I beseech you, brethren, as in the presence of that God before whom "hell and destruction are without a covering-how much more the hearts of the children of men?"-that each of you would ask his own heart, "Am I of that number? Do I so far practice justice, mercy, and truth, as even the rules of heathen honesty require? If so, have I the very outside of a Christian? the form of godliness? Do I abstain from evil,-from whatsoever is forbidden in the written Word of God? Do I, whatever good my hand findeth to do, do it with my might? Do I seriously use all the ordinances of God at all opportunities? And is all this done with a sincere design and desire to please God in all things?"
Are not many of you conscious, that you never came thus far; that you have not been even almost a Christian; that you have not come up to the standard of heathen honesty; at least, not to the form of Christian godliness?-much less hath God seen sincerity in you, a real design of pleasing him in all things. You never so much as intended to devote all your words and works. your business, studies, diversions, to his glory. You never even designed or desired, that whatsoever you did should be done "in the name of the Lord Jesus," and as such should be "a spiritual sacrifice, acceptable to God through Christ."
But, supposing you had, do good designs and good desires make a Christian? By no means, unless they are brought to good effect. "Hell is paved," saith one, "with good intentions." The great question of all, then, still remains. Is the love of God shed abroad in your heart? Can you cry out, "My God, and my All"? Do you desire nothing but him? Are you happy in God? Is he your glory, your delight, your crown of rejoicing? And is this commandment written in your heart, "That he who loveth God love his brother also"? Do you then love your neighbor as yourself? Do you love every man, even your enemies, even the enemies of God, as your own soul? as Christ loved you? Yea, dost thou believe that Christ loved thee, and gave himself for thee? Hast thou faith in his blood? Believest thou the Lamb of God hath taken away thy sins, and cast them as a stone into the depth of the sea? that he hath blotted out the handwriting that was against thee, taking it out of the way, nailing it to his cross? Hast thou indeed redemption through his blood, even the remission of thy sins? And doth his Spirit bear witness with thy spirit, that thou art a child of God?
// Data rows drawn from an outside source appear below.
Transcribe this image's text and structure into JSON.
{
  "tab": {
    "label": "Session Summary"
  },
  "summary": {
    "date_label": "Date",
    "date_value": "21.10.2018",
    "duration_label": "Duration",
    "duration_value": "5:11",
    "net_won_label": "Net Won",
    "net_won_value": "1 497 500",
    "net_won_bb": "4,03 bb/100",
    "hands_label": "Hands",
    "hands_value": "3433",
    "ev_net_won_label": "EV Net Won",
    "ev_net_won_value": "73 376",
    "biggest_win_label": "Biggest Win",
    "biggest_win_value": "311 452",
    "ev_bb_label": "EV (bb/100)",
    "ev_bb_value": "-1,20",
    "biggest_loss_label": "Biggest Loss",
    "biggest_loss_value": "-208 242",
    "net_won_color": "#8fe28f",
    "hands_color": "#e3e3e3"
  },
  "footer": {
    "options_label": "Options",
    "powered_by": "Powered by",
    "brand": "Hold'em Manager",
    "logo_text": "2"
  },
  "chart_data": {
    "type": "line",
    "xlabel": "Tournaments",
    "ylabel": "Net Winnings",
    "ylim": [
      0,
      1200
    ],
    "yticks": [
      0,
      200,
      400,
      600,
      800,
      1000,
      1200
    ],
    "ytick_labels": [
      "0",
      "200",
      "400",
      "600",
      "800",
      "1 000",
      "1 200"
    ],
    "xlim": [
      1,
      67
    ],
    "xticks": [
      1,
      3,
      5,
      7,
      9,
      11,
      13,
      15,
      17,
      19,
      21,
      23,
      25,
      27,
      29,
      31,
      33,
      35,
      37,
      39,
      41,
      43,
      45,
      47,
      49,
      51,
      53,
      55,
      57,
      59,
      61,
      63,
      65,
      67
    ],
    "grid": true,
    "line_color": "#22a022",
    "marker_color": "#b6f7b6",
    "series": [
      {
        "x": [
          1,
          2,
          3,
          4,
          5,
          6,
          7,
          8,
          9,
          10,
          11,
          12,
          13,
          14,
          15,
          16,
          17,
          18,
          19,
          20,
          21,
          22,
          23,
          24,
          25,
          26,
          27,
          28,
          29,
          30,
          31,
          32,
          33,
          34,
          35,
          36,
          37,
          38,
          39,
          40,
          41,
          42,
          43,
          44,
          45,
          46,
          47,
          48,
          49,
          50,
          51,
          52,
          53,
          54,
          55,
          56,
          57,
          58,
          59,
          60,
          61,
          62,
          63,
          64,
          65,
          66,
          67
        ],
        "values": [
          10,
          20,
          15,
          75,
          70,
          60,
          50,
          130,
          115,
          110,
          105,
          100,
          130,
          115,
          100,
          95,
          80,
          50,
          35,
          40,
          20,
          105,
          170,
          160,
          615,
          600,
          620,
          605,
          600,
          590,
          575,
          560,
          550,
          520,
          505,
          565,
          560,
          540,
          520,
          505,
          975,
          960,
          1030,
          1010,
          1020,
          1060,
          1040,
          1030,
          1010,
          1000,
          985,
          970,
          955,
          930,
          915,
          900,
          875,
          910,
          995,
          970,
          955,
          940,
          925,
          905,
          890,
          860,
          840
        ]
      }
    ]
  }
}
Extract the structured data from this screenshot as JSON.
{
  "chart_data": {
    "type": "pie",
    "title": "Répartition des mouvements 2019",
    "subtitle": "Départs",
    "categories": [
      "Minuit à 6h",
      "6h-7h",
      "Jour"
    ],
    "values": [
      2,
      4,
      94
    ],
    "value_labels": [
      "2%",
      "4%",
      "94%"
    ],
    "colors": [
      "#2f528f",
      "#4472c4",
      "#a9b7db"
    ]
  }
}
The God and Father of our Lord Jesus Christ, who now standeth in the midst of us, knoweth, that if any man die without this faith and this love, good it were for him that he had never been born. Awake, then, thou that sleepest, and call upon thy God: call in the day when he may be found. Let him not rest, till he make his "goodness to pass before thee;" till he proclaim unto thee the name of the Lord, "The Lord, the Lord God, merciful and gracious, long-suffering, and abundant in goodness and truth, keeping mercy for thousands, forgiving iniquity, and transgression, and sin." Let no man persuade thee, by vain words, to rest short of this prize of thy high calling. May we all thus experience what it is to be, not almost only; but altogether Christians; being justified freely by his grace, through the redemption that is in Jesus; knowing we have peace with God through Jesus Christ; rejoicing in hope of the glory of God; and having the love of God shed abroad in our hearts, by the Holy Ghost given unto us!